9.3 Control theory ★advanced
The ranks of the controllability and observability matrices determine the controllability and observability of a dynamical system (Kalman rank condition).
9.4 Machine learning ★advanced
The matrix completion problem estimates missing entries under a low-rank assumption (e.g., recommender systems).
§10. Implementation Examples
10.1 Python (NumPy)
import numpy as np
# Define a matrix
A = np.array([[1, 2, 3],
[4, 5, 6],
[7, 8, 9]])
# Compute the rank
rank_A = np.linalg.matrix_rank(A)
print(f"rank(A) = {rank_A}") # 2
# Full-rank matrix
B = np.array([[1, 2],
[3, 4]])
rank_B = np.linalg.matrix_rank(B)
print(f"rank(B) = {rank_B}") # 2
# Rank-deficient matrix
C = np.array([[1, 2, 3],
[2, 4, 6]])
rank_C = np.linalg.matrix_rank(C)
print(f"rank(C) = {rank_C}") # 1
# Rank via SVD
U, s, Vt = np.linalg.svd(A)
print(f"singular values: {s}")
# Count of nonzero singular values = rank
rank_svd = np.sum(s > 1e-10)
print(f"rank via SVD: {rank_svd}")
# Verify the rank-nullity theorem
n = A.shape[1] # number of columns
nullity = n - rank_A
print(f"n - rank(A) = {nullity}") # dim of kernel
10.2 MATLAB
% Define a matrix
A = [1 2 3; 4 5 6; 7 8 9];
% Compute the rank
rank_A = rank(A);
fprintf('rank(A) = %d\n', rank_A); % 2
% Cross-check via SVD
[U, S, V] = svd(A);
singular_values = diag(S);
disp('singular values:');
disp(singular_values');
% Rank-nullity theorem
n = size(A, 2);
nullity = n - rank_A;
fprintf('n - rank(A) = %d\n', nullity);
§11. Numerical Considerations
11.1 Floating-point error
Under floating-point arithmetic, rounding can leave theoretically zero rows or singular values as "very small" values, forcing a judgment about what counts as zero. Because of this, SVD-based rank determination is more stable than pure row reduction.
11.2 Tolerance
NumPy's matrix_rank uses a default tolerance of $\sigma_{\max} \cdot \max(m, n) \cdot \varepsilon$ ($\sigma_{\max}$: largest singular value, $\varepsilon \approx 10^{-16}$: machine epsilon) and treats singular values below this threshold as zero. The tol parameter allows tuning for specific applications.

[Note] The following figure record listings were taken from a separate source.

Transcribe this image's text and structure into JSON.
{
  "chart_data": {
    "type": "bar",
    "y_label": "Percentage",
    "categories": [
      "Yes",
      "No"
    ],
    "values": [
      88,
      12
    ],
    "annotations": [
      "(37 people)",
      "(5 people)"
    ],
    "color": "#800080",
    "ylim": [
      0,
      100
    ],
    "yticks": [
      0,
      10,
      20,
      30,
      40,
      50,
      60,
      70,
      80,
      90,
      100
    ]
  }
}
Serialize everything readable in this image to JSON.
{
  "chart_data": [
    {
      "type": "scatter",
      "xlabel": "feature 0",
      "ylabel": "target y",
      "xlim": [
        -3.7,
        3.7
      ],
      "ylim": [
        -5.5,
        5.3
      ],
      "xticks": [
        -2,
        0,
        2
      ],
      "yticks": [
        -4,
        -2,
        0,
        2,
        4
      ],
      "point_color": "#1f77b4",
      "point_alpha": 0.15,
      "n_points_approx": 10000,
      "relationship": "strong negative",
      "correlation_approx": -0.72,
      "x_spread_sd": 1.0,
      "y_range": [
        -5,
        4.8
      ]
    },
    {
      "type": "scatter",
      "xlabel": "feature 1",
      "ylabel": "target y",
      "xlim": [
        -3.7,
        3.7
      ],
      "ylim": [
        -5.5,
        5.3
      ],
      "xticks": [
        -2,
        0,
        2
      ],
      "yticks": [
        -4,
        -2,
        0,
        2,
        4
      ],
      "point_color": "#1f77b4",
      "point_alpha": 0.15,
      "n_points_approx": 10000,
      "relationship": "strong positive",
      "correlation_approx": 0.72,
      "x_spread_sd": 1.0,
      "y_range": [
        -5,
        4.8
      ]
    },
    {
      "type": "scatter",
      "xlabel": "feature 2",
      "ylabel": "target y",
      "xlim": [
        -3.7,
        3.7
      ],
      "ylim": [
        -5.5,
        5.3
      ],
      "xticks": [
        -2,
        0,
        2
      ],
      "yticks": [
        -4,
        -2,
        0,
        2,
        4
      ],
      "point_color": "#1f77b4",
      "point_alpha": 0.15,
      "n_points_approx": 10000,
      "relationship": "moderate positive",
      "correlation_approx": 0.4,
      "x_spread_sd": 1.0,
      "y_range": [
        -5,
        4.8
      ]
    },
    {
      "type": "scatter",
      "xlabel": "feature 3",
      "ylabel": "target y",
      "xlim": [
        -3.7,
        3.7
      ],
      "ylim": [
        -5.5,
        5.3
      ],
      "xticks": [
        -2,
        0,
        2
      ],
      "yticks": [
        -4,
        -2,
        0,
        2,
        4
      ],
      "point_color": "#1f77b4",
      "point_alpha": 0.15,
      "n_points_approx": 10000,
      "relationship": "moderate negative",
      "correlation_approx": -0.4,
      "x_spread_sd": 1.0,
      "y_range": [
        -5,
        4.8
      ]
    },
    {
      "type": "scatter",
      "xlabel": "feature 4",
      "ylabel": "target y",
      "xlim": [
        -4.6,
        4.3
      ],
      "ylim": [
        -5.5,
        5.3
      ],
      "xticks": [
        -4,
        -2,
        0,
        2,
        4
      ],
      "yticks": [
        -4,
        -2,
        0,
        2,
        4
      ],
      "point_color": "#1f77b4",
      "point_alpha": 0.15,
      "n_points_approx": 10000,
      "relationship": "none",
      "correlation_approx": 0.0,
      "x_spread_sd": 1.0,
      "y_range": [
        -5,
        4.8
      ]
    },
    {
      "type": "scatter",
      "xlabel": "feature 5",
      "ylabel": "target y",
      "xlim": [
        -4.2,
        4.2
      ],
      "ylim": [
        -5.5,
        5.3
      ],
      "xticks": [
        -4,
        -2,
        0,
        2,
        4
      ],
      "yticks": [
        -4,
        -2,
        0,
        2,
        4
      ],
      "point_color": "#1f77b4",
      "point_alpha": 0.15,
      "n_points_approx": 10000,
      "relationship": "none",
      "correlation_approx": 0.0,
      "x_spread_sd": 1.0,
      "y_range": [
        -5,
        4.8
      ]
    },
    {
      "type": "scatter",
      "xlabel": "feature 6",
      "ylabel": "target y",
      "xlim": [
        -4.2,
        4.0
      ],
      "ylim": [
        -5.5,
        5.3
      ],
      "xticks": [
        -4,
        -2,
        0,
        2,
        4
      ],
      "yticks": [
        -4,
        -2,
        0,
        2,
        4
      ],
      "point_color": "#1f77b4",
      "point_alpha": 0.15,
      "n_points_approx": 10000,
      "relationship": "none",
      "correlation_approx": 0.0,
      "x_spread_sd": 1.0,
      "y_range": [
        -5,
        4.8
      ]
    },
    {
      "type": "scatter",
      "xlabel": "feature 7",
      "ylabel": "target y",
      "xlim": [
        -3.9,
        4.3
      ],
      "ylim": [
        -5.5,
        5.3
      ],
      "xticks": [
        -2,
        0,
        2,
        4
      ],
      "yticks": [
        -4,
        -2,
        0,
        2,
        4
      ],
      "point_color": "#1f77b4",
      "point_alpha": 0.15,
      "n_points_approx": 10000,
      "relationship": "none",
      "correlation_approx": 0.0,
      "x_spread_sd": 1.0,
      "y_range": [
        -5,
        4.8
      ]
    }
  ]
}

11.3 Condition number and rank
For ill-conditioned matrices (large condition number), small input errors can flip the ordering of singular values and make rank determination unstable. In such cases, the notion of "numerical rank" (effective rank cut at a threshold) is used alongside the theoretical rank.
§12. References
- Strang, G. (2016). Introduction to Linear Algebra (5th ed.). Wellesley-Cambridge Press.
- Axler, S. (2015). Linear Algebra Done Right (3rd ed.). Springer.
- Hoffman, K., & Kunze, R. (1971). Linear Algebra (2nd ed.). Prentice-Hall.
- Golub, G. H., & Van Loan, C. F. (2013). Matrix Computations (4th ed.). Johns Hopkins University Press.
- Horn, R. A., & Johnson, C. R. (2012). Matrix Analysis (2nd ed.). Cambridge University Press.
- Weisstein, E. W. "Matrix Rank." From MathWorld--A Wolfram Web Resource.